6月22日、エチオピア北部のバハルダールで、政府高官らが会議中のところに兵士らが押し入り、アムハラ州知事、州政府顧問らが殺害された。その数時間後、首都アディスアベバで同国陸軍参謀総長及び退役将校が、同参謀総長の自宅で護衛兵に射殺される事件が生じた。

アビィ首相は同日TV演説を行い、これら事件について一部の兵士が起こした「クーデター未遂」と説明しつつ、国家分断を目論む悪しき勢力に対する団結が必要であると国民に訴えた。首相府は、二つの事件が連携されたものであり、アサミノウ・ツェッゲ准将らが関与した疑いが強いとの見解を発表し、治安部隊を展開して事態の収束を図った。24日、国営メディアは、同准将がバハルダール近郊で射殺された旨を報じた。関与した疑いのある4人のアムハラ州高官を含む180人以上が逮捕されたという。

アサミノウは、昨年に恩赦を受けて釈放されるまでおよそ9年間収監されていた人物であり、釈放後はアムハラ州の治安部隊のトップに就任していた。この事件の数週間前に、アサミノウはSNSなどを通じてアムハラの人々に武装化を訴えていたことも一部で報じられている。

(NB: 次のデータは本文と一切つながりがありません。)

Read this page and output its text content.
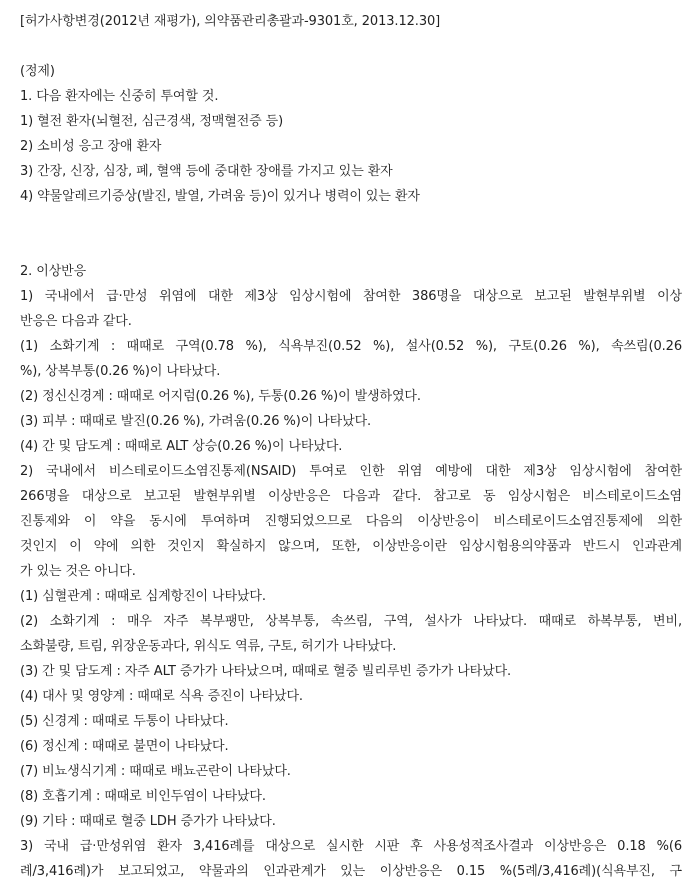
[허가사항변경(2012년 재평가), 의약품관리총괄과-9301호, 2013.12.30]
(정제)
1. 다음 환자에는 신중히 투여할 것.
1) 혈전 환자(뇌혈전, 심근경색, 정맥혈전증 등)
2) 소비성 응고 장애 환자
3) 간장, 신장, 심장, 폐, 혈액 등에 중대한 장애를 가지고 있는 환자
4) 약물알레르기증상(발진, 발열, 가려움 등)이 있거나 병력이 있는 환자
2. 이상반응
1) 국내에서 급·만성 위염에 대한 제3상 임상시험에 참여한 386명을 대상으로 보고된 발현부위별 이상
반응은 다음과 같다.
(1) 소화기계 : 때때로 구역(0.78 %), 식욕부진(0.52 %), 설사(0.52 %), 구토(0.26 %), 속쓰림(0.26
%), 상복부통(0.26 %)이 나타났다.
(2) 정신신경계 : 때때로 어지럼(0.26 %), 두통(0.26 %)이 발생하였다.
(3) 피부 : 때때로 발진(0.26 %), 가려움(0.26 %)이 나타났다.
(4) 간 및 담도계 : 때때로 ALT 상승(0.26 %)이 나타났다.
2) 국내에서 비스테로이드소염진통제(NSAID) 투여로 인한 위염 예방에 대한 제3상 임상시험에 참여한
266명을 대상으로 보고된 발현부위별 이상반응은 다음과 같다. 참고로 동 임상시험은 비스테로이드소염
진통제와 이 약을 동시에 투여하며 진행되었으므로 다음의 이상반응이 비스테로이드소염진통제에 의한
것인지 이 약에 의한 것인지 확실하지 않으며, 또한, 이상반응이란 임상시험용의약품과 반드시 인과관계
가 있는 것은 아니다.
(1) 심혈관계 : 때때로 심계항진이 나타났다.
(2) 소화기계 : 매우 자주 복부팽만, 상복부통, 속쓰림, 구역, 설사가 나타났다. 때때로 하복부통, 변비,
소화불량, 트림, 위장운동과다, 위식도 역류, 구토, 허기가 나타났다.
(3) 간 및 담도계 : 자주 ALT 증가가 나타났으며, 때때로 혈중 빌리루빈 증가가 나타났다.
(4) 대사 및 영양계 : 때때로 식욕 증진이 나타났다.
(5) 신경계 : 때때로 두통이 나타났다.
(6) 정신계 : 때때로 불면이 나타났다.
(7) 비뇨생식기계 : 때때로 배뇨곤란이 나타났다.
(8) 호흡기계 : 때때로 비인두염이 나타났다.
(9) 기타 : 때때로 혈중 LDH 증가가 나타났다.
3) 국내 급·만성위염 환자 3,416례를 대상으로 실시한 시판 후 사용성적조사결과 이상반응은 0.18 %(6
례/3,416례)가 보고되었고, 약물과의 인과관계가 있는 이상반응은 0.15 %(5례/3,416례)(식욕부진, 구
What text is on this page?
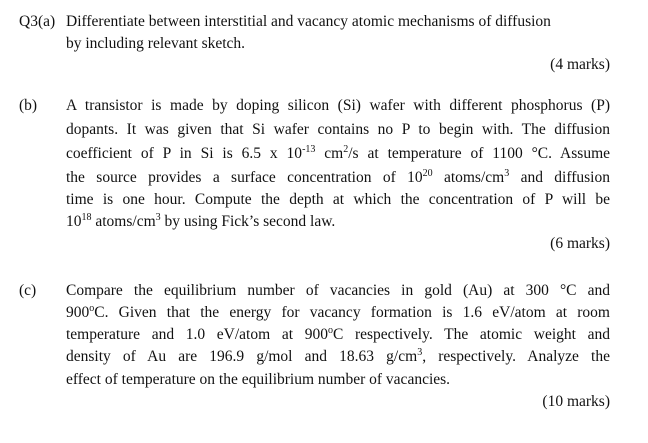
Q3(a) Differentiate between interstitial and vacancy atomic mechanisms of diffusion
by including relevant sketch.
(4 marks)
(b) A transistor is made by doping silicon (Si) wafer with different phosphorus (P)
dopants. It was given that Si wafer contains no P to begin with. The diffusion
coefficient of P in Si is 6.5 x $10^{-13}$ $cm^2/s$ at temperature of 1100 °C. Assume
the source provides a surface concentration of $10^{20}$ atoms/$cm^3$ and diffusion
time is one hour. Compute the depth at which the concentration of P will be
$10^{18}$ atoms/$cm^3$ by using Fick’s second law.
(6 marks)
(c) Compare the equilibrium number of vacancies in gold (Au) at 300 °C and
900$^o$C. Given that the energy for vacancy formation is 1.6 eV/atom at room
temperature and 1.0 eV/atom at 900$^o$C respectively. The atomic weight and
density of Au are 196.9 g/mol and 18.63 $g/cm^3$, respectively. Analyze the
effect of temperature on the equilibrium number of vacancies.
(10 marks)
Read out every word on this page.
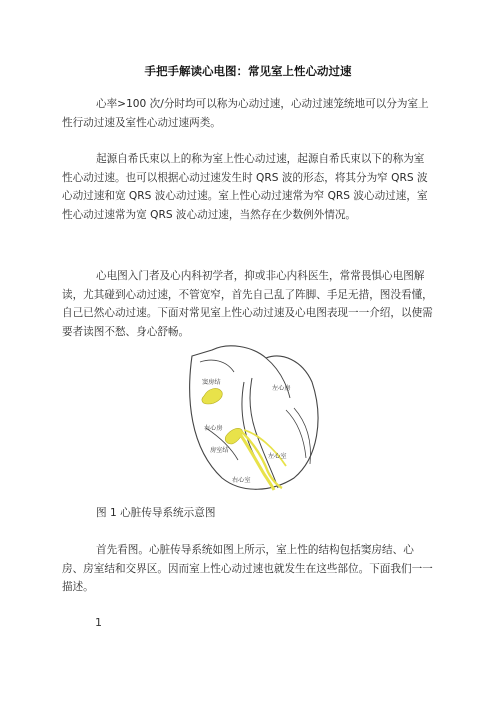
手把手解读心电图：常见室上性心动过速
心率>100 次/分时均可以称为心动过速，心动过速笼统地可以分为室上性行动过速及室性心动过速两类。
起源自希氏束以上的称为室上性心动过速，起源自希氏束以下的称为室性心动过速。也可以根据心动过速发生时 QRS 波的形态，将其分为窄 QRS 波心动过速和宽 QRS 波心动过速。室上性心动过速常为窄 QRS 波心动过速，室性心动过速常为宽 QRS 波心动过速，当然存在少数例外情况。
心电图入门者及心内科初学者，抑或非心内科医生，常常畏惧心电图解读，尤其碰到心动过速，不管宽窄，首先自己乱了阵脚、手足无措，图没看懂，自己已然心动过速。下面对常见室上性心动过速及心电图表现一一介绍，以使需要者读图不愁、身心舒畅。
窦房结
左心房
右心房
房室结
左心室
右心室
图 1 心脏传导系统示意图
首先看图。心脏传导系统如图上所示，室上性的结构包括窦房结、心房、房室结和交界区。因而室上性心动过速也就发生在这些部位。下面我们一一描述。
1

エチオピアにおいてはアビィ首相就任以降、改革的な政策が進展しておりその多くは国際的にも一定の評価を得ているものの、オロミア州西部等の対政府抗議運動や、オロミア州とソマリ州、ベニシャングル州とアムハラ州などの州境・資源を争う紛争は定期的に繰り返されており、国内の治安については改善に至っていない。2020年にはアビィ就任後初となる総選挙が予定されているため、現下、国内の治安対策は政府にとって急務の課題となっている。